Tim Murphy’s novel, Correspondents, traverses similar material. The daughter of a Lebanese/Irish New England family becomes a high flying journalist in Baghdad during the Paul Bremer administration days but effectively burns out, makes a major professional mistake and goes home. She also forgets about her gay Iraqi journalist friend who somehow gets to the USA. The resolution of all this involves a tragic intersection with the anti-woke right.

The point here is that, essentially, woke is the continuation of concerns for others that have marked earlier generations, but possibly with greater stakes and spread in what is now a more and an increasingly globalised world challenged further by the pandemic-wrought changes.

Ricardo Piglia was an Argentinian novelist and Princeton professor. In The Way Out his protagonist (some suggest alter ego) Emilio Renzi joins a small college in New Jersey to teach and complete his latest academic book. But he becomes involved with a colleague (an expert on Conrad) who dies when someone sends her a letter bomb. There is a lot of in-the-know literary and intellectual allusion, and for some readers the book may well typify the self-possession that is a target for the woke.

If that was so, then Jacob Ross’s Black Rain Falling becomes an antidote. Ross hails from Granada (the site for the 1983 American invasion that saw revolutionary leader Maurice Bishop executed) but has long been resident in Britain.

Note – in some woke circles “where are you from” should never be the first question. That is a very fair point – but as an historian (and crime writer/screenwriter) “where, what, why and how” are stock in trade. The need for balance is obvious.

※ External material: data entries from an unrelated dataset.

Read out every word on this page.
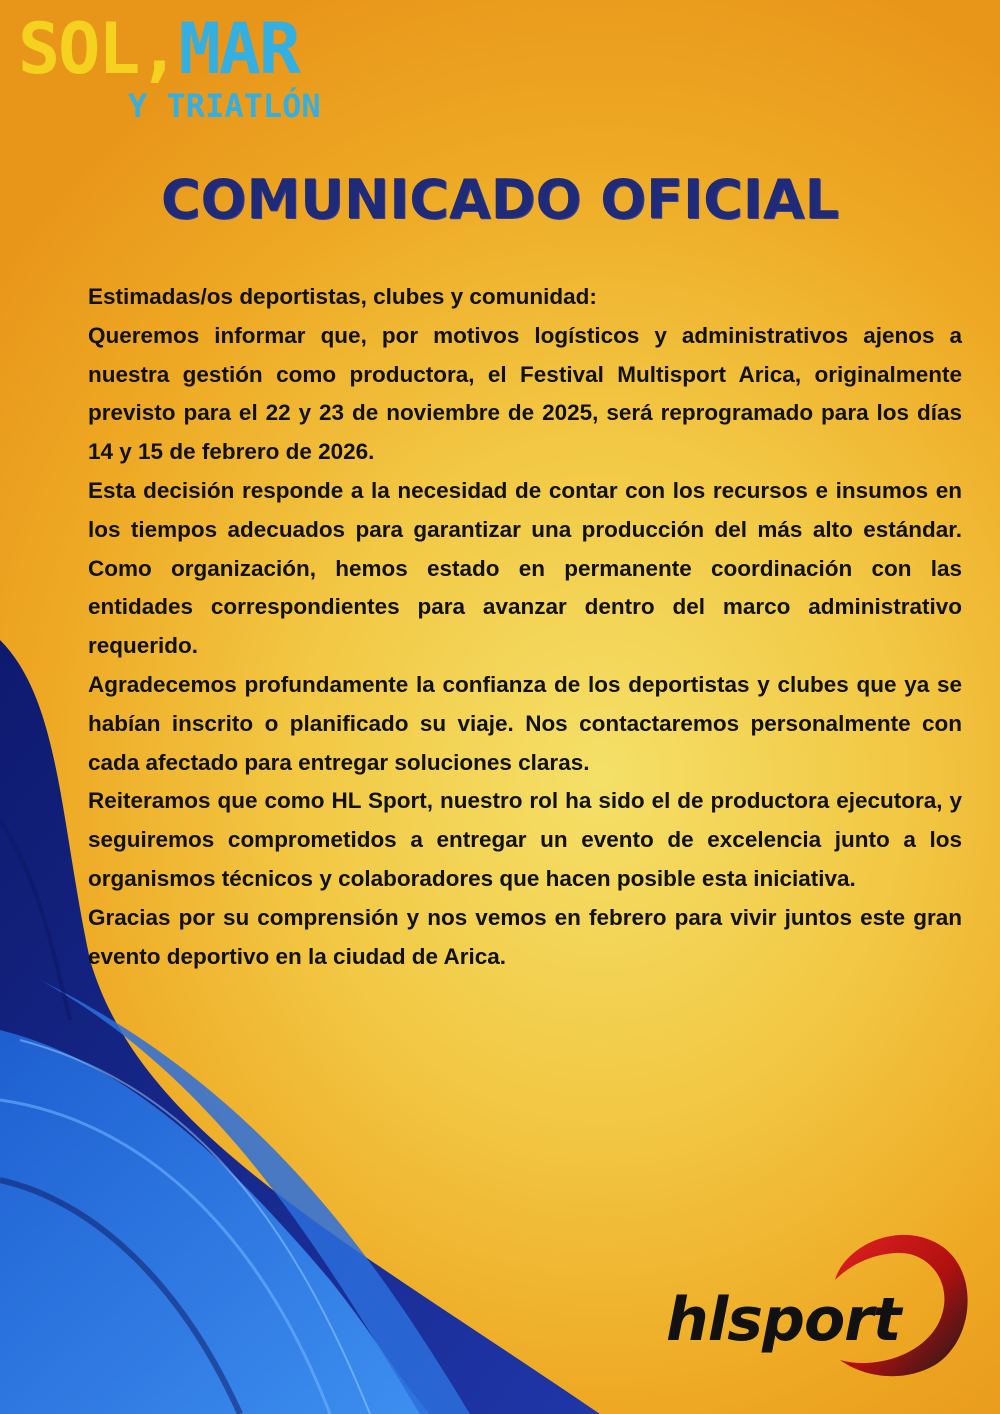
SOL,MAR
Y TRIATLÓN
COMUNICADO OFICIAL

Estimadas/os deportistas, clubes y comunidad:

Queremos informar que, por motivos logísticos y administrativos ajenos a nuestra gestión como productora, el Festival Multisport Arica, originalmente previsto para el 22 y 23 de noviembre de 2025, será reprogramado para los días 14 y 15 de febrero de 2026.

Esta decisión responde a la necesidad de contar con los recursos e insumos en los tiempos adecuados para garantizar una producción del más alto estándar. Como organización, hemos estado en permanente coordinación con las entidades correspondientes para avanzar dentro del marco administrativo requerido.

Agradecemos profundamente la confianza de los deportistas y clubes que ya se habían inscrito o planificado su viaje. Nos contactaremos personalmente con cada afectado para entregar soluciones claras.

Reiteramos que como HL Sport, nuestro rol ha sido el de productora ejecutora, y seguiremos comprometidos a entregar un evento de excelencia junto a los organismos técnicos y colaboradores que hacen posible esta iniciativa.

Gracias por su comprensión y nos vemos en febrero para vivir juntos este gran evento deportivo en la ciudad de Arica.

hlsport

In the novel, “Digger” Digson is a dogged lowly but honest cop on a Caribbean island, surrounded by corruption and a couple of untimely deaths that link to a Caribbean drug operation. His girlfriend is a posh family daughter, his assistant a really sharp but troubled woman who was done wrong in her earlier years. Here it is: class, status, colour and wealth.

The bonus is that Jacob Ross is a seriously great writer who catches the Caribbean lilt and patois in a way that few can match. In a world that continues to change at pace, we need writers like Ross to capture and convey it all to us.

2 thoughts on “What Comes Next?

  1. Wow, Mate, what does come next?? I am asking myself this question every day!! Thought provoking in a troubled world. Some great reading recommendations!! Thanks for taking the time!!